Qualitative user research

Qualitative user research

The toxic ingredient: bias

With qualitative research you always get bias. Bias is an inclination of users and researchers toward the socially accepted or expected behaviour and statements. Bias is toxic for designers because it can lead to false assumptions about users motivations, needs and behaviour.

Still the champion: the interview

Interviews need to be well planend and prepared. As with all user research it begins long before the actual interviews take place. Lets have a look into some activities:

Interviewing users

Recruiting

In first place designers and stakeholders need to agree on whom they consider as their target audiences. In a B2B context this can be very specific and result in a highly selective recruitment.
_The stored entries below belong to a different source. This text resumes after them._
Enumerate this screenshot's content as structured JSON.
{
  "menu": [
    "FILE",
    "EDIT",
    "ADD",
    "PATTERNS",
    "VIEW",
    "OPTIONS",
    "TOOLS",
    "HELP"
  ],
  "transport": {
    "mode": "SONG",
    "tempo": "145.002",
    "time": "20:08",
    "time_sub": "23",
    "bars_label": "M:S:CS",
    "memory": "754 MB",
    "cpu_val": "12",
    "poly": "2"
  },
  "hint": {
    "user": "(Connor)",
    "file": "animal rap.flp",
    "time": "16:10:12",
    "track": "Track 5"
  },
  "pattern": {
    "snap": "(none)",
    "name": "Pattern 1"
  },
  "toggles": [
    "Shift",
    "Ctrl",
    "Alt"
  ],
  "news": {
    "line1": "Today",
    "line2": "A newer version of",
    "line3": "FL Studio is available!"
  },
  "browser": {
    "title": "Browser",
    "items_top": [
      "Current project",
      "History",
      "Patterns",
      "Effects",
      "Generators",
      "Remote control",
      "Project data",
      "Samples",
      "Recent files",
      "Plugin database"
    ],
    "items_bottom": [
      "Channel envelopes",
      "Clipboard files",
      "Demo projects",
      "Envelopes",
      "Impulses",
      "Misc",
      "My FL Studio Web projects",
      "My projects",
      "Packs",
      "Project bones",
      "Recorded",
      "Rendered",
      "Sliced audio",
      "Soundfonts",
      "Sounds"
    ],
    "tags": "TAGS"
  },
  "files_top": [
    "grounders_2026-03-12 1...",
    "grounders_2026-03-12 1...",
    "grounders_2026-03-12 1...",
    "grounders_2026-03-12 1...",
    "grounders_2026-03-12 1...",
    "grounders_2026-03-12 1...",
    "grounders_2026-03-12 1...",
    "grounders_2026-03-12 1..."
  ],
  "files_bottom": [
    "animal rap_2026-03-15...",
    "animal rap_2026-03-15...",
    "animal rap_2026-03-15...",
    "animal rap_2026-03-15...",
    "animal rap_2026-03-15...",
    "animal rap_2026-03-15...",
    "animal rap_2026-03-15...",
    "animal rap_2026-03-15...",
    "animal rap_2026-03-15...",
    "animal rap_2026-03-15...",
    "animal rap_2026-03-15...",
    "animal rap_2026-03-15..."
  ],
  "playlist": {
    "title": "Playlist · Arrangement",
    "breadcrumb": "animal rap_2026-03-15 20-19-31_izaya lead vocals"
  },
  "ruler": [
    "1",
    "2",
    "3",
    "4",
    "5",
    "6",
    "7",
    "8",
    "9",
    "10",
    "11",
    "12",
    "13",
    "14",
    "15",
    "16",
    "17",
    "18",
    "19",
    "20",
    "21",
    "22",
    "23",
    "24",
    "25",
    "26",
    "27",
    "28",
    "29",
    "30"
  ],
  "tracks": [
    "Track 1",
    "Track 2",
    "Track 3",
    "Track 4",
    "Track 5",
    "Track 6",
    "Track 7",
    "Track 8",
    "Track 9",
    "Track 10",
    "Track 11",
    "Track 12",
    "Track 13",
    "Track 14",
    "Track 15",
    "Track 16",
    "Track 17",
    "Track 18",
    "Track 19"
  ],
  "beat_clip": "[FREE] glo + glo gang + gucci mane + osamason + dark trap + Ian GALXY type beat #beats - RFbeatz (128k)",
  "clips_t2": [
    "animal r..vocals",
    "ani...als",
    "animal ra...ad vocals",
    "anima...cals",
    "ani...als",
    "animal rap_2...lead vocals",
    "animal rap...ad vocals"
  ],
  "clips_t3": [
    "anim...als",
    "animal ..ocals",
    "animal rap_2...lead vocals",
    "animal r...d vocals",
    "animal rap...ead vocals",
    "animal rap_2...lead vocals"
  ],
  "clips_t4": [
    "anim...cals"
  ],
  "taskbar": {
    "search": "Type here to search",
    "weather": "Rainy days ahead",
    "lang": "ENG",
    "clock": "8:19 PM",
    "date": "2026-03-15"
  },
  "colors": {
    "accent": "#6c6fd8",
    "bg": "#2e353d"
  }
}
When talking to existing users you also might want to consider talking to prospects instead of your own customer base. For existing products or services there might be enough data on demographics of your user base, for new products you have to imagine or ideate on future users.

Do it yourself or external recruiting?

Do not underestimate the effort for recruiting users. Usually it is a good idea to outsource the whole recruiting and scheduling to a specialised agency. This will give the research and design team more time to plan the questions, come up with hypothesis about excepted outcomes and eliminate biased questions.

Incentives for interviewees

When recruiting with an agency interviewees usually get an incentive. The incentive will greatly lower your non-show rate. Which is important, because otherwise your team can not work and won’t obtain any insights. Be prepared to spend a fair amount of money for gift vouchers, around 100 € per hour, if your are looking for highly specialised user this can be much more.

The field manual

To be able to plan interview sessions you need to know how long your interviews are going to be. Usually interviews range from halb an hour two one and a half hours. A field manual with all the questions you want to ask is an essential step in the preparation. When interviewing you should more or less stick to this guideline to make answer comparable.

The user consent form

You also need consent forms, especially if you want to record in audio, video or photos your sessions. Before the actual interview begins the interviewees are asked about their preferences concerning recording and sign the consent form.

Sharing insights

The more members of the team can observe the actual interview the easier the alignment on implications and outcomes will be. Agencies specialised in user research have rooms for the interviews and observation rooms for team members.

With teleconferencing software widely available it is easy to recreate such a setup almost everywhere. But only the interviewer and another team member should actually be in the same room with the interviewees in order not to intimidate them.

Taking notes

Even if you are alone with the interviewee you should always take time to take notes or record the whole session. In a team setup everybody of the observing team should take notes individually along the way. Afterwards the researcher, the user experience designer or a facilitator like an agile coach should align the team on the observations and the insights.

Alignment of insights

User resarch observation and alignment

When the whole team and even stakeholders take part in the observation alignment on insights is crucial. The best way to do this is a workshop. Online and offline work well - offline certainly has the edge over online in terms of fun and collaboration.

In an offline setting, everybody should have their notes mostly in form of post-its and group them collaboratively in categories along the user journey. The main categories used: pain points, smaller and minor usability issues, points of excitement and joy and direct user quotes.

An alignment session can easily be combined with an ideation session on potential solutions to the problems encountered. Online you will use any whiteboard tool at hand and basically do the same as in an offline session but it tends to be harder for a larger group to stay focused.